Activists from diverse Human Rights associations who were participating offered similar comments. Leonin Germaine of the Rainbow Project, Philippines said:
"As Asian LGBTQIs, we are reclaiming our rightful space in our respective countries and call on the United Nations system and international human rights mechanisms to ask all its member States to promote and protect of the equal rights of all people regardless of sexual orientation and gender identity."
And Mr Otgonbaatar Tsedendemberel from the LGBT Centre of Mongolia stated:
"We are silently suffering under familial and social pressures, threats from ultra-nationalists, lack of knowledge on sexual orientation and gender identity among the general public and most important of all, under the lawless environment. It is Member States' job to represent every single citizen of their countries in the Human Rights Council and they must not let the sexual minorities suffer silently any longer than we have been."

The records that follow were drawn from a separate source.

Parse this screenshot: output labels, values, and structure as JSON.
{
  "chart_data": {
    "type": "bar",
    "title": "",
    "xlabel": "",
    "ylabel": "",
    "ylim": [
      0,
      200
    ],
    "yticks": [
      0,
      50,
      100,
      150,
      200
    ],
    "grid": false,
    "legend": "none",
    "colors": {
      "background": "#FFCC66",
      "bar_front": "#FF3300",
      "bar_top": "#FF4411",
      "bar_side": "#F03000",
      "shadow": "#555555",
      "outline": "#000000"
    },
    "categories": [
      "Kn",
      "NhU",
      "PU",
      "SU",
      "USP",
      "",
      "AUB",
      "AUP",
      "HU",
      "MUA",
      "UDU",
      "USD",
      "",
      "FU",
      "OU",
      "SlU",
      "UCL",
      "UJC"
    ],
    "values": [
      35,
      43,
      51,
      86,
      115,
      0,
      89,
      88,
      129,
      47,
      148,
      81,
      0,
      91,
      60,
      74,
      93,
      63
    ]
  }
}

Hillary Clinton made LGBT rights the focal point of her speech on International Human Rights Day last year at the UN
While support for equal rights regardless of sexual orientation and gender identity increase, some countries are strongly opposed to them. Notably Pakistan and the OIC who had declared that they would be boycotting the panel and "would not accept its considerations and recommendations". Yet a certain number of their representatives came along in order to voice their disapprobation against the panel, leading to a heated debate between the OIC, a majority of the African countries and the other countries present.

According to the Pakistani ambassador, homosexuality can lead to "paedophilia and incest, having a negative impact on health and family values" (the Pakistani penal code punishes same-sex relationships with life imprisonment, but in some regions LGBT people still face the death penalty). Senegal held the same arguments, speaking for a 'majority' of African countries. Both Pakistan and Senegal say that they concerned about the "introduction into Human Rights Council of controversial notions like sexual orientation and gender identity". They are also asking for the respect of "cultural differences", which are stated in the Vienna Declaration. But as Sunila Abeysekera (a member of Women Living Under Muslim Laws) said:
"The OIC is passing from the principle that religion must be 'borne in mind' with regard to human rights, to making supreme a single interpretation of religion in international laws. As powerfully expressed by Navi Pillay at the start of this panel discussion, the Vienna Declaration comes out clearly on the side of human rights."
Despite the opposition of the OIC and the majority of African countries, this panel is a historic first for the defense and protection of the LGBT community around the world.